Now, let us move from the law to the reality which pedestrians face every day.

Jaywalking is wrong and puts one’s life and limbs at risk. But even at what should be the places where a pedestrian does not have to jaywalk but have protection from a vehicle, such provisions are missing.

For instance, count the number of zebra crossings that are, let us say, Mumbai, Thane, and Navi Mumbai and find out. Not that it is a typical issue with this metropolitan region alone.

There would be hardly any significant in number, and if they are, such crossings could be barely indistinguishable because they have borne the brunt of vehicles going over them over and over and remain erased. In places they ought to be, they may be missing entirely for they have not even been put in place.

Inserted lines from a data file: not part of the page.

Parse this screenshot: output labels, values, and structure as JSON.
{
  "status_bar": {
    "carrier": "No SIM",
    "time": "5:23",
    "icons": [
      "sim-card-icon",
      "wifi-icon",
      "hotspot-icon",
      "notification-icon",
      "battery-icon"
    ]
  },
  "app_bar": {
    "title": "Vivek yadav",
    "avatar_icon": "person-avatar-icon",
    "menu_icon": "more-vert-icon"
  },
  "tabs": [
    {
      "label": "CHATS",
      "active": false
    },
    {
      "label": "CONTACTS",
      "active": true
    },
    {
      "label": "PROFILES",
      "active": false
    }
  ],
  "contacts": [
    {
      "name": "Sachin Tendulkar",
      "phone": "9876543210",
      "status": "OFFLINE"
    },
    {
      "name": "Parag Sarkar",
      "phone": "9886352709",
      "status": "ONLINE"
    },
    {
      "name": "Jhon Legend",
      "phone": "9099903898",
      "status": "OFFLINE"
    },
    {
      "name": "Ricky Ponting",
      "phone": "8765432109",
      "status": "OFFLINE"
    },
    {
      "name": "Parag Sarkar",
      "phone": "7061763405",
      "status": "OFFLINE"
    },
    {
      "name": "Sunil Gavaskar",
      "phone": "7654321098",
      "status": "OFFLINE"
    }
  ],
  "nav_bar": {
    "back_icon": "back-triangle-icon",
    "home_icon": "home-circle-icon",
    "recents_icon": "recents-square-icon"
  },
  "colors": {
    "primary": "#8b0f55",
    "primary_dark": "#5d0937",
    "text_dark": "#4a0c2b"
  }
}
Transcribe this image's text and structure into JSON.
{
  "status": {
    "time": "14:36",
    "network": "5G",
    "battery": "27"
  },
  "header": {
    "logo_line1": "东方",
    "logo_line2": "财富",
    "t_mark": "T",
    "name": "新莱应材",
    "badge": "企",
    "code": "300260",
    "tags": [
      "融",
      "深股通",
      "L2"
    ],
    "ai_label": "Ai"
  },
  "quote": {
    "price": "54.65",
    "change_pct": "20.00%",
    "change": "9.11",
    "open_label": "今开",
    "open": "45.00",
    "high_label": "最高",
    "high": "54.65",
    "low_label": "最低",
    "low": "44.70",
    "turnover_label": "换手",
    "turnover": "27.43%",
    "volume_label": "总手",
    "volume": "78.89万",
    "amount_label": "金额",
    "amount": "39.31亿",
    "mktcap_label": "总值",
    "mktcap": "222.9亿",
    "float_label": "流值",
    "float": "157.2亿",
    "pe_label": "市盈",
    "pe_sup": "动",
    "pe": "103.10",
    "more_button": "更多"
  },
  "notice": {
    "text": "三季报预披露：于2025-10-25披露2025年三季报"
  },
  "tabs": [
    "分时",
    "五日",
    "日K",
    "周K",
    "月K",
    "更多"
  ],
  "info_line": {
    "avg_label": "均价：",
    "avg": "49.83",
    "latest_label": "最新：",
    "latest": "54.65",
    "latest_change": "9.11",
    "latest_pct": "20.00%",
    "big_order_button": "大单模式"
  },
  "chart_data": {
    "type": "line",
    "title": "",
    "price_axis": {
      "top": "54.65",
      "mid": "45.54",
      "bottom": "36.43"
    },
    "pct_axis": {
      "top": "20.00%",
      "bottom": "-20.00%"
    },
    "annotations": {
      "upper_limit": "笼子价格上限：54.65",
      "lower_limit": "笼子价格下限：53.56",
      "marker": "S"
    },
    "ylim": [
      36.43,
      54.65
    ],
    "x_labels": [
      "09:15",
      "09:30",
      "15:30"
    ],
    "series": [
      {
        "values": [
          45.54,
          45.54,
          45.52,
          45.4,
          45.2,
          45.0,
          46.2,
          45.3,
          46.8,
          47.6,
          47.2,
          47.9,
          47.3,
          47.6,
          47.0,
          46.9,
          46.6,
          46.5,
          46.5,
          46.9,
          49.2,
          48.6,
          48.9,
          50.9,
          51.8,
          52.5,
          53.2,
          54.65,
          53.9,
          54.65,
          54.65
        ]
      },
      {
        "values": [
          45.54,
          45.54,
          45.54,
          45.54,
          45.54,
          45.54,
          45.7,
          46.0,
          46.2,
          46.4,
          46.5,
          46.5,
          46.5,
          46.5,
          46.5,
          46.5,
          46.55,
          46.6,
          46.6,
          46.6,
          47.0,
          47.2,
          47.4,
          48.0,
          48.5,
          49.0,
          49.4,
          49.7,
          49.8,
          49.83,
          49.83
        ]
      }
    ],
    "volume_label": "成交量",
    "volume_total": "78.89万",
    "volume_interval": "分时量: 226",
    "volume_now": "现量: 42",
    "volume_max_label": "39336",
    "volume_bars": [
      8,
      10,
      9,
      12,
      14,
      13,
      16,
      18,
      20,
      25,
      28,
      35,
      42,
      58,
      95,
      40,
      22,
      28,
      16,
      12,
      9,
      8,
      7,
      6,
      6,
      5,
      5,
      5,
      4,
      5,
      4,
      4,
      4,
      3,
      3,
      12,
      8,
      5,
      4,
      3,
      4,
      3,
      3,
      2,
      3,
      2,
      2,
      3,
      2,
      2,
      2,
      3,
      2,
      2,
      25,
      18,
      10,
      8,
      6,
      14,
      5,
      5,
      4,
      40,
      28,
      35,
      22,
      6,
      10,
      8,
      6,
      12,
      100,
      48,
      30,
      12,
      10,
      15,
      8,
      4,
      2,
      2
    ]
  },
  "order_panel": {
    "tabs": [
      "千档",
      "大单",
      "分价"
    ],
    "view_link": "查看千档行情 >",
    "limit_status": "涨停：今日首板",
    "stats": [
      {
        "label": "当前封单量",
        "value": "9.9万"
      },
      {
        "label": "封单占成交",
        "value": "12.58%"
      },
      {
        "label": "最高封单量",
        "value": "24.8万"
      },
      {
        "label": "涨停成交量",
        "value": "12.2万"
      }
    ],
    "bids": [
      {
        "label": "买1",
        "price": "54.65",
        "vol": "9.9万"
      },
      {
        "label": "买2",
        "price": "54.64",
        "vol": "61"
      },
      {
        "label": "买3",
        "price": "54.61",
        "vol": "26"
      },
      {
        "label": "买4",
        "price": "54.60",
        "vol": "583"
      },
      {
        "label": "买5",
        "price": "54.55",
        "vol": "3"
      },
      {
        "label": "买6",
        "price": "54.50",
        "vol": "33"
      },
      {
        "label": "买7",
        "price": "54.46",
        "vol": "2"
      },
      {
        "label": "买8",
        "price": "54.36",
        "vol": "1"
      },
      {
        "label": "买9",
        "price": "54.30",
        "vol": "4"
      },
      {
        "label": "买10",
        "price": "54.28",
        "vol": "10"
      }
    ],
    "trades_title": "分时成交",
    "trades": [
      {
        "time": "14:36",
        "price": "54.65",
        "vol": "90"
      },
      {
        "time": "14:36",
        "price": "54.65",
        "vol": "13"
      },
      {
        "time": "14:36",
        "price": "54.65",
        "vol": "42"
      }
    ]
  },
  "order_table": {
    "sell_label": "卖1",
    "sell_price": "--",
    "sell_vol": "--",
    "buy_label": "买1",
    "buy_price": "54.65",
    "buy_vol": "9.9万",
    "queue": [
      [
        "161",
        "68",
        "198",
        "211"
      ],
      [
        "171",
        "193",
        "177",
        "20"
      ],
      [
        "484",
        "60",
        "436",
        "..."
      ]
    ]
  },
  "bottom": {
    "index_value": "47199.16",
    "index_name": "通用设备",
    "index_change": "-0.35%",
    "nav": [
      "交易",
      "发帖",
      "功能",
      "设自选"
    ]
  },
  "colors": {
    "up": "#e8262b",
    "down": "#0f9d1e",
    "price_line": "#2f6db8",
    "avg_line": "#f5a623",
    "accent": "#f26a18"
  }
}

Therefore, would crossing in such places save you? The motorist may not be able to see it to allow the pedestrian the right of way.

But that’s the way it works in most urban spaces. There may be a zebra crossing, officially, but not visible. Not even at road junctions where traffic lights and traffic constables are present. And if they and the zebra crossings are present and even visible, cars may have encroached upon it, edging forward in readiness to throttle their way forward. They then hide and obstruct the pedestrians their right of way.

Given the intensification of road transport by way of private cars and bikes in contradistinction to the inadequacy of public transport that could keep the private ownership and use of two-wheelers and four-wheelers low, city and town roads should have less zebra crossings than required.

In a country which is now car and bike-dependent for quick transport, and over 50,000 of them are brought to the roads every day, the management of transport is in favour of motorised conveyance. Mumbai too has more than enough to choke the roads.

All this, despite the Indian Road Congress Guidelines on Pedestrian Facilities being, according to a city municipality official in the region, "something we should adhere to". But they don’t. Because the traffic police don’t tell them where such crossings are required for the civic body to provide them.

"It is at the suggestion of the traffic police that the civic bodies provide the infrastructure," he said, but "Yes, there is not enough attention being paid to it."

The Indian Road Congress lists zebra crossings not only as a requirement but also provides the specifications, including their width given the breadth of the roads: "delineated with the help of alternate black and white strips which should have embossed texture for easy detection by persons with vision impairment". Thermoplastic paint with "5 mm embossed texture" is recommended.

Not only that. "A zebra crossing must always be accompanied by a ‘STOP’ line" which is "not sited within 150 m of the crossing". There are specifications for the zebra crossings at "un-signalised intersections" and those which are signalised. There have to be refuge islands at the crossings which are at the median point of the carriageway.

Contractors’ mischief and official willingness to wink at them ensure use of normal, ordinary white paint on road surfaces where they are, only periodically, applied, to disappear within a few weeks, probably within a month.
However, if the vehicles have the right of way on the carriageway and the pedestrian is restricted to the zebra crossings, there is another issue: the sidewalks themselves, which is another story.